ACP, American Telemedicine Association collaborate on new Digital Health Assessment Framework
ACP, the American Telemedicine Association (ATA) and ORCHA, the Organization for the Review of Care and Health Applications, have developed a new U.S. framework for assessing digital health technologies, including mobile apps and web-based tools used by health care professionals and consumers. ACP has also announced a pilot test of a database of digital health tools reviewed against the framework by ORCHA.
The Digital Health Assessment Framework is intended to be a freely accessible framework to support the adoption of high-quality digital health technologies and help health care professionals and patients make better-informed decisions about which digital health tools best suit their needs. The framework includes components to assess privacy and security, clinical assurance and safety, and usability and was crafted to support U.S.-specific guidelines, regulations, and best practices for digital health technologies.
“ACP's collaboration on this project is an important step forward in identifying and creating digital health tools that are valuable and safe for our members and patients,” said Ryan D. Mire, MD, FACP, ACP's President. “Leveraging the clinical expertise of ACP members, the technology expertise of the ATA members, and ORCHA's experience in assessing apps to create libraries of high-quality apps, this pilot test has the potential to address the needs of many stakeholders. We look forward to achieving our joint goal through the pilot test to determine how the library can be useful to physicians in recommending high-value digital health tools to their patients, and what other barriers to wider adoption of digital health tools may exist.”
ACP's pilot test will involve a library of health apps reviewed against the framework. Feedback from the pilot and input from other stakeholders will continue to help improve the framework, which will be updated regularly to reflect changes in clinical practice, the latest guidelines, and best practices.
Further information on the framework is online.
ACP details mechanisms for better coordination between primary, specialty care
ACP recently released a new paper issuing recommendations for more effective collaboration between primary care and specialty physicians. “Beyond the Referral: Principles of Effective, Ongoing Primary and Specialty Care Collaboration,” explains how a lack of care coordination can cause fragmented care, increase risks for errors, and cause patient and clinician frustration and outlines ideas for improvement.
The paper outlines four guiding principles that should underpin primary care and specialty care collaborations: patient and family partnering; defined clinical roles and responsibilities; timely, productive communication; and effective data sharing. ACP also published a playbook that defines what is needed for each specific role or working relationship when more than one clinician is involved in the care of a patient and details the critical elements of both a referral request and response.
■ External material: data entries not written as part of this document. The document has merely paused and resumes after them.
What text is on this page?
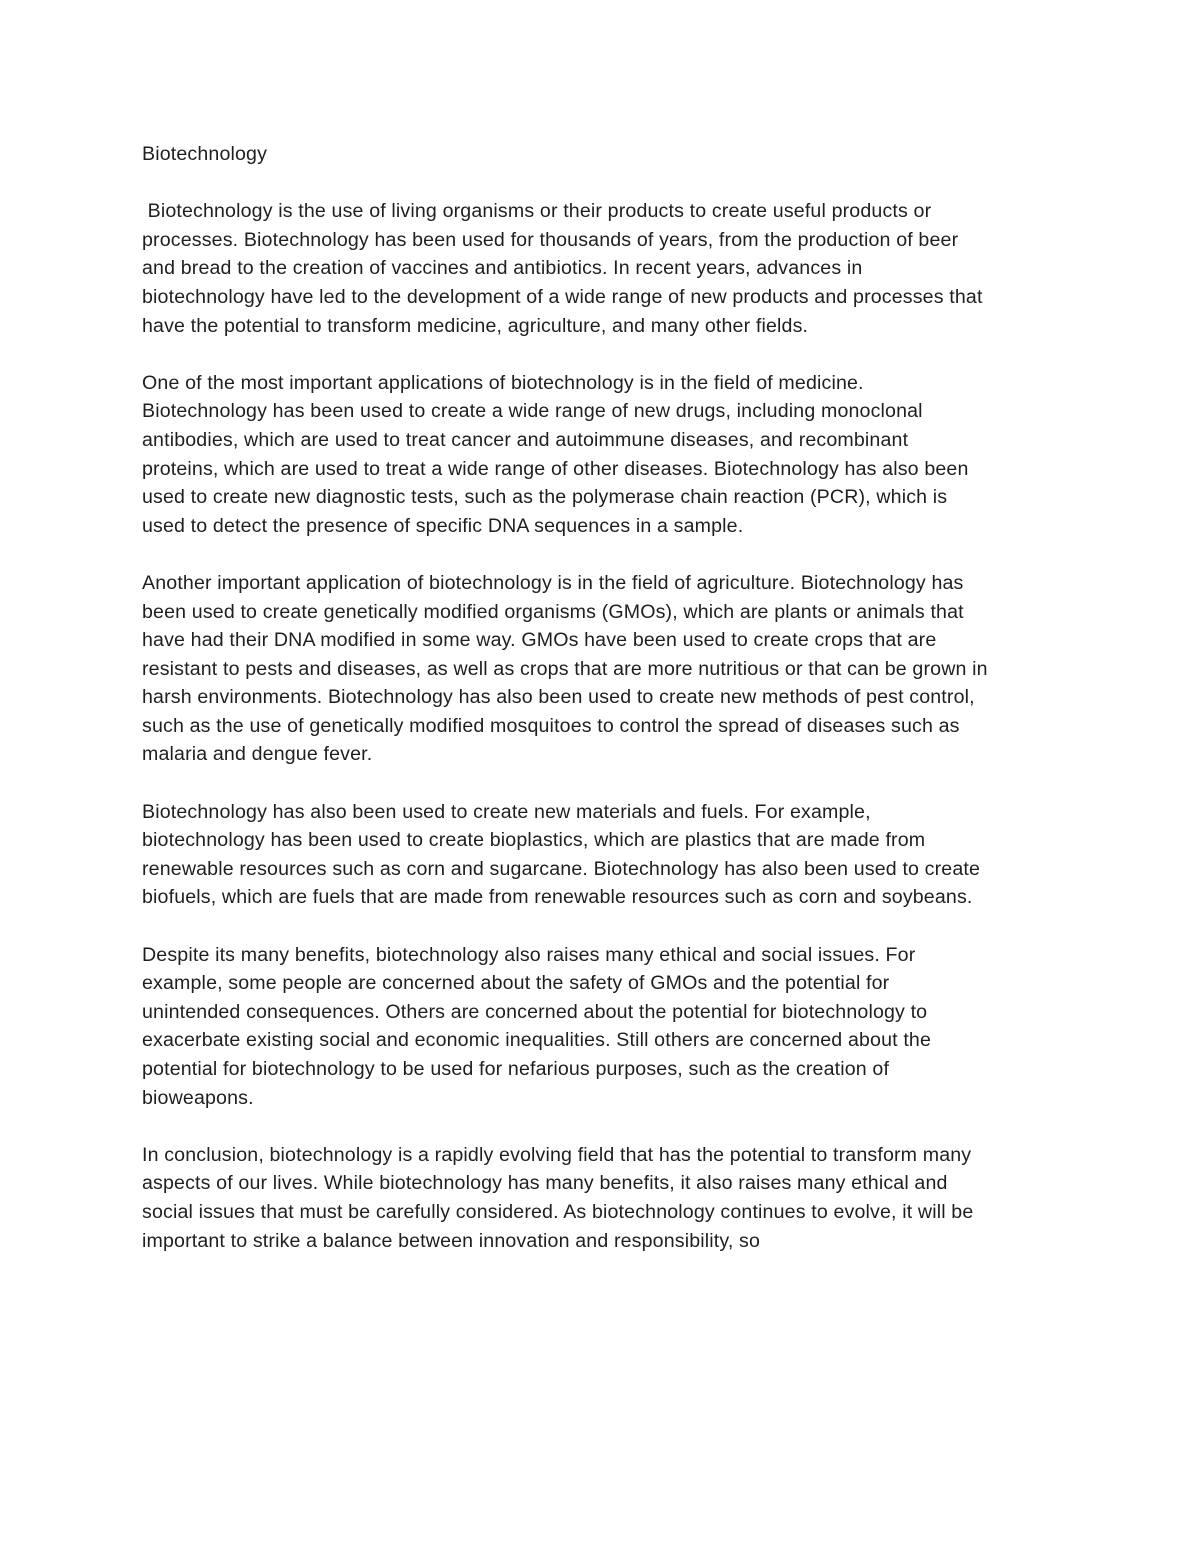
Biotechnology

Biotechnology is the use of living organisms or their products to create useful products or
processes. Biotechnology has been used for thousands of years, from the production of beer
and bread to the creation of vaccines and antibiotics. In recent years, advances in
biotechnology have led to the development of a wide range of new products and processes that
have the potential to transform medicine, agriculture, and many other fields.

One of the most important applications of biotechnology is in the field of medicine.
Biotechnology has been used to create a wide range of new drugs, including monoclonal
antibodies, which are used to treat cancer and autoimmune diseases, and recombinant
proteins, which are used to treat a wide range of other diseases. Biotechnology has also been
used to create new diagnostic tests, such as the polymerase chain reaction (PCR), which is
used to detect the presence of specific DNA sequences in a sample.

Another important application of biotechnology is in the field of agriculture. Biotechnology has
been used to create genetically modified organisms (GMOs), which are plants or animals that
have had their DNA modified in some way. GMOs have been used to create crops that are
resistant to pests and diseases, as well as crops that are more nutritious or that can be grown in
harsh environments. Biotechnology has also been used to create new methods of pest control,
such as the use of genetically modified mosquitoes to control the spread of diseases such as
malaria and dengue fever.

Biotechnology has also been used to create new materials and fuels. For example,
biotechnology has been used to create bioplastics, which are plastics that are made from
renewable resources such as corn and sugarcane. Biotechnology has also been used to create
biofuels, which are fuels that are made from renewable resources such as corn and soybeans.

Despite its many benefits, biotechnology also raises many ethical and social issues. For
example, some people are concerned about the safety of GMOs and the potential for
unintended consequences. Others are concerned about the potential for biotechnology to
exacerbate existing social and economic inequalities. Still others are concerned about the
potential for biotechnology to be used for nefarious purposes, such as the creation of
bioweapons.

In conclusion, biotechnology is a rapidly evolving field that has the potential to transform many
aspects of our lives. While biotechnology has many benefits, it also raises many ethical and
social issues that must be carefully considered. As biotechnology continues to evolve, it will be
important to strike a balance between innovation and responsibility, so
Internal Medicine Meeting 2022 recordings now available
ACP members may now purchase the ACP CME 170 package, which provides over 170 hours of recorded scientific lectures and associated Q&As on a variety of topics from world-class faculty.
ACP CME 170 can be accessed for up to one full year and CME can be claimed at users' own pace. ACP CME 170 is $1,039 for ACP members and $1,515 for nonmembers.
ICYMI: Highlights from ACP Internist Weekly
- PDE5 inhibitors didn't increase cardiovascular events in men on nitrates for heart disease. The Danish study also found that more men with ischemic heart disease are taking both nitrates and a phosphodiesterase type 5 (PDE5) inhibitor, with the prescription rate increasing 20-fold from 2000 to 2018. The study was published April 19 by Annals of Internal Medicine and summarized in the April 19 ACP Internist Weekly.
- Exercise may boost kidney function in sedentary older adults. Patients randomized to a physical activity and exercise intervention had statistically significantly lower decline in estimated glomerular filtration rate over two years versus those who received health education, a recent analysis found. The study was published May 2 by JAMA Internal Medicine and was summarized in the May 10 ACP Internist Weekly.